Dabei, so der Experte, sei die Grundarchitektur der Alterssicherung in Deutschland durchaus solide. Zu Beginn der 2000er-Jahre wurde das System reformiert – mit der klaren Erkenntnis, dass die gesetzliche Rente den Lebensstandard allein nicht mehr garantieren kann. Doch immer wieder wurde dieser Kurs durch politische Eingriffe verwässert: Rentengarantie, vorgezogener Ruhestand, Sonderanpassungen.

Was also tun? Pimpertz hält eine einfache, wenn auch unpopuläre Wahrheit fest: Die Menschen müssen länger im Erwerbsleben bleiben. Anreize zum frühen Renteneintritt bräuchten eine konsequente Überprüfung. Und private Vorsorge müsse gestärkt werden – denn nur so lasse sich verhindern, dass steigende Sozialabgaben die eigene Zukunftssicherung zunichtemachen.
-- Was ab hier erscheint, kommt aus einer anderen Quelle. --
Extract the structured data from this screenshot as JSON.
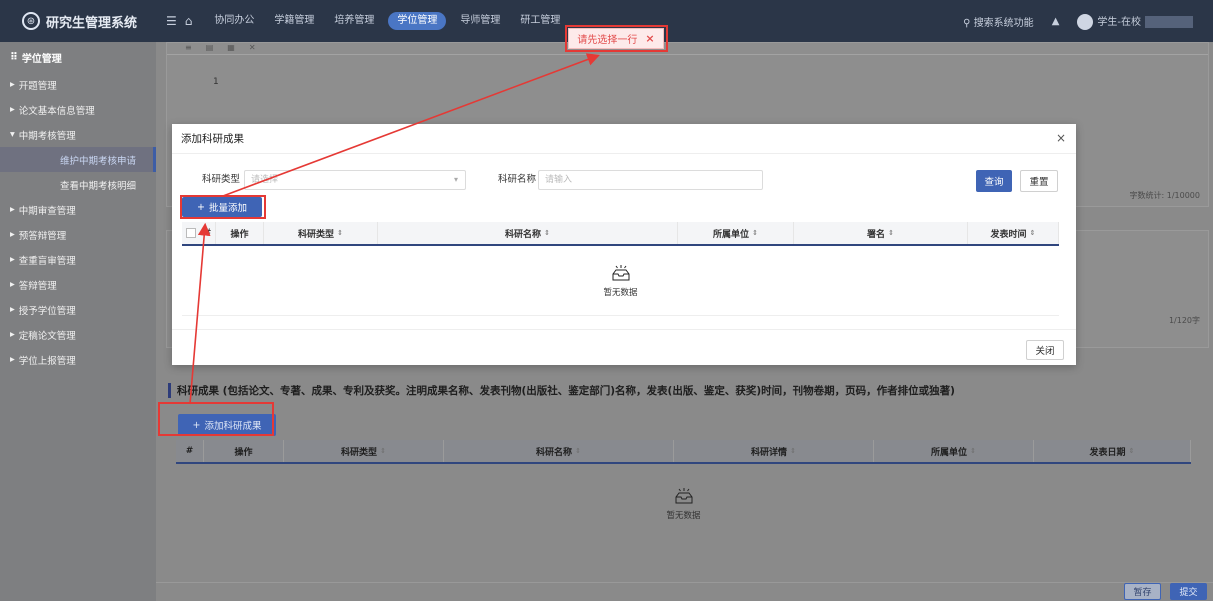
{
  "topbar": {
    "app_title": "研究生管理系统",
    "nav": [
      "协同办公",
      "学籍管理",
      "培养管理",
      "学位管理",
      "导师管理",
      "研工管理"
    ],
    "active_nav_index": 3,
    "search_label": "搜索系统功能",
    "user_label": "学生-在校"
  },
  "toast": {
    "text": "请先选择一行",
    "close": "×"
  },
  "sidebar": {
    "header": "学位管理",
    "items": [
      {
        "label": "开题管理"
      },
      {
        "label": "论文基本信息管理"
      },
      {
        "label": "中期考核管理",
        "open": true,
        "children": [
          "维护中期考核申请",
          "查看中期考核明细"
        ],
        "active_child": 0
      },
      {
        "label": "中期审查管理"
      },
      {
        "label": "预答辩管理"
      },
      {
        "label": "查重盲审管理"
      },
      {
        "label": "答辩管理"
      },
      {
        "label": "授予学位管理"
      },
      {
        "label": "定稿论文管理"
      },
      {
        "label": "学位上报管理"
      }
    ]
  },
  "editor": {
    "line_number": "1",
    "word_count": "字数统计: 1/10000",
    "count2": "1/120字"
  },
  "results": {
    "title": "科研成果 (包括论文、专著、成果、专利及获奖。注明成果名称、发表刊物(出版社、鉴定部门)名称，发表(出版、鉴定、获奖)时间，刊物卷期，页码，作者排位或独著)",
    "add_button": "添加科研成果",
    "columns": [
      "#",
      "操作",
      "科研类型",
      "科研名称",
      "科研详情",
      "所属单位",
      "发表日期"
    ],
    "empty_text": "暂无数据"
  },
  "footer": {
    "save": "暂存",
    "submit": "提交"
  },
  "modal": {
    "title": "添加科研成果",
    "close_icon": "×",
    "type_label": "科研类型",
    "type_placeholder": "请选择",
    "name_label": "科研名称",
    "name_placeholder": "请输入",
    "query": "查询",
    "reset": "重置",
    "batch_add": "批量添加",
    "columns": [
      "#",
      "操作",
      "科研类型",
      "科研名称",
      "所属单位",
      "署名",
      "发表时间"
    ],
    "empty_text": "暂无数据",
    "close_button": "关闭"
  },
  "colors": {
    "primary": "#3f64b5",
    "header_bg": "#2b3648",
    "annotation": "#e53935",
    "toast_text": "#e24c4c"
  }
}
Warum aber zögert die Politik, diese Richtung offen zu vertreten? Der Ökonom vermutet den Blick auf das Wahlvolk: Ältere Wähler haben Einfluss, doch entscheidend sei die Gruppe der 50- bis 65-Jährigen. Wer spürt, dass steigende Beiträge und langsamer Lohnzuwachs die eigenen Vorsorgepläne infrage stellen, könnte sich bald gegen falsche Versprechungen wenden.

Ob die von Kanzler Friedrich Merz angekündigte Expertenkommission den entscheidenden Durchbruch für die Zeit nach 2031 bringen wird, bleibt offen. Erkenntnisse liegen längst auf dem Tisch. Was fehlt, ist die Bereitschaft, Verantwortung für langfristige Stabilität zu übernehmen – auch wenn die Botschaft unbequem ist.